TATEVIK SHAKHKULYAN

musicologist, PhD in Art, Senior Researcher at the Institute of Arts of the National Academy of Sciences of RA, Head of the Research Department of the Komitas Museum-Institute, Lecturer at the Komitas State conservatory, Liaison Officer for Armenia at the International Council for Traditional Music. She defended her dissertation thesis at the Institute of Arts of the National Academy of Sciences of RA. In 2014-15, she conducted post-doctoral research at the Center for Systematic Musicology of the Graz University in Austria.
Shakhkulyan’s recent monograph was on Komitas: His Early Creative Period (2014). She is the author of a number of published articles in Armenian, Russian, English and Polish. Shakhkulyan has presented papers at international festivals, conferences and congressed in Yerevan, Budapest, Zurich, Czestochowa, St. Petersburg, Rome, Lucca, Graz etc. Shakhkulyan’s research interests include Komitas’s music and musicological research, Armenian folk music, counterpoint in Armenian, Russian and in Western music, XX century counterpoint.

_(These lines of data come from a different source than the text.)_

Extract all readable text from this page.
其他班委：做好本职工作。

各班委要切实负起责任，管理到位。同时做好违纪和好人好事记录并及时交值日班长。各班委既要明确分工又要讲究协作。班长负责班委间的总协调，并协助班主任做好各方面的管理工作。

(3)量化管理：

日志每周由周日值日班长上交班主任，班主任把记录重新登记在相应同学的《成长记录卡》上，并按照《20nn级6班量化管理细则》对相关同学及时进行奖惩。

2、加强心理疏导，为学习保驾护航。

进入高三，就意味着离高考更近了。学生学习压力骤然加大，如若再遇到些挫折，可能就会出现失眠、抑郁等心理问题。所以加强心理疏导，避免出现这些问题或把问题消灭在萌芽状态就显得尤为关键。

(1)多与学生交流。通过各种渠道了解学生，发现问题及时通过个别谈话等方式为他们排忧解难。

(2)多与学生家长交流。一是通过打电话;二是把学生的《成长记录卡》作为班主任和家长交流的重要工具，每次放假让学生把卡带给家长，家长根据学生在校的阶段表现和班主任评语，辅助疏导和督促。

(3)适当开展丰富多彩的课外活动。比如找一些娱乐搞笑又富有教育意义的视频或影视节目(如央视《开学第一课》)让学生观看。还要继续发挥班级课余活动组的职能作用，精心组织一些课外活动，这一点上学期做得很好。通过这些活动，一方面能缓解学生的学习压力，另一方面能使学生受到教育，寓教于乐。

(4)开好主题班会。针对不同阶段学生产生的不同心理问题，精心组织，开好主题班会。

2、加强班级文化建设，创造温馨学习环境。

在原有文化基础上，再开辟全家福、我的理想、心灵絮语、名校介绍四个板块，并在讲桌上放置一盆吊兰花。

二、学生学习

KOMITAS AND THE XX CENTURY WESTERN MUSIC

Komitas possessed a Western education and was influenced by Western music. The impact of Richard Wagner’s music is especially evident in his early works. Worth noticing is his inclination to the music of impressionism. At the same time, Komitas’s works display a number of compositional novelties, which were not common in the Western music by his time.
The polymeter is one of those novelties. Komitas composed his Tando for the choir conjoining 3/4 with 5/4 in a vertical dimension, in order to present the contrast between the permanence of the church bells (3/4) and human deliberation (5/4). Komitas wrote this work in the 1890s, meanwhile the polymeter began to be circulated in Western art music in the XX century.
The usage of Armenian folk music instruments in the symphony score is noteworthy: we found evidence of the latter in Komitas’s uncompleted drafts of the Anoush opera (Komitas archives, Charents Museum of Literature and Art, No. 489). At the beginning of the XX century, engaging folk music instruments in the symphony orchestra was not yet common.
His other novelty refers to harmony. In this paper, the chords that consisted of the fourths resulting in diminished sevens are suggested to be named the Komitas Harmony. Besides, the multi-layered chords consisting of the thirds that together form ninth-chords or eleventh-chords, being in an open rather than a closed arrangement, are also considered as the Komitas Harmony.
Another technique noticed in Komitas’s works is the principle of the counterpoint of two different songs belonging to the same genre. Here we can find a key of understanding of some details in the unique originality of Komitas’s texture, which is mostly impossible to describe in common terms.